The Hill’s leading REAL ID critic wasn’t pacified by DHS changes. Senate Judiciary Committee Chairman Patrick Leahy, D-Vt., said the law still imposes a “massive unfunded mandate” on states, offered “absolutely no federal privacy protection” for citizens, and marks the first step toward a national ID. Led by Leahy and others, Congress in 2004 approved “shared rulemaking procedures” for a stronger ID card, and Congress should return to that process, he said. Leahy and Sens.
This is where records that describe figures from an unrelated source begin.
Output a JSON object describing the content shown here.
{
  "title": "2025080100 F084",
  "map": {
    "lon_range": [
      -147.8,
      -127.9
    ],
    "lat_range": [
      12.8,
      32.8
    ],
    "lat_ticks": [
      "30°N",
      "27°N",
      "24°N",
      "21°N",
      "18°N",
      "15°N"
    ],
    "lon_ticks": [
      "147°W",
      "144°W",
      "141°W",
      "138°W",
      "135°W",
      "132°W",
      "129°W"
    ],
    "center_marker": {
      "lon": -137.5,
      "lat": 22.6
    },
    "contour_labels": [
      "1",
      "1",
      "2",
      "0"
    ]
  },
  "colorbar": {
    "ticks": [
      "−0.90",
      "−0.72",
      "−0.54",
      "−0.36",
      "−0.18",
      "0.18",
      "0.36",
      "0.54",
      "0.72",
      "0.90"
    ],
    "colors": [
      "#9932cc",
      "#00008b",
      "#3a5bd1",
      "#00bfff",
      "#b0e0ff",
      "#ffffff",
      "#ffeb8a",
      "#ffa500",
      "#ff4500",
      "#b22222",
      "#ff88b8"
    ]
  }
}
John Sununu, R-N.H., Max Baucus, D-Mont., and Lamar Alexander, R-Tenn., introduced a bill to replace the license portion of the law with the original approved rulemaking.

The final rules raise “more questions than answers,” House Homeland Security Committee Chairman Bennie Thompson, D-Miss., told Chertoff in a letter Friday. He chided Chertoff for apparently briefing “other legislative staff” on the final rules before he briefed the committee. The new DHS estimates on implementation costs are unacceptably high, with states possibly in line to foot nearly 60 percent of costs, Thompson said. That situation is especially alarming because the Bush Administration didn’t request any funding to implement the law, though Congress provided $50 million on its own, he said.

Some federal databases that states will have to use are in “dire need of significant enhancements,” Thompson said, and DHS hasn’t provided “the basic tools necessary to get the job done” and make them work better. He asked Chertoff to ensure that “reliable and secure connectivity is made a priority.” Thompson faulted the rules for lacking privacy and security best practices. DHS said it “intends” to develop guidelines. “The personal identifiable information of the more than 245 million license and cardholders nationwide is at risk” while DHS devises guidelines, Thompson said.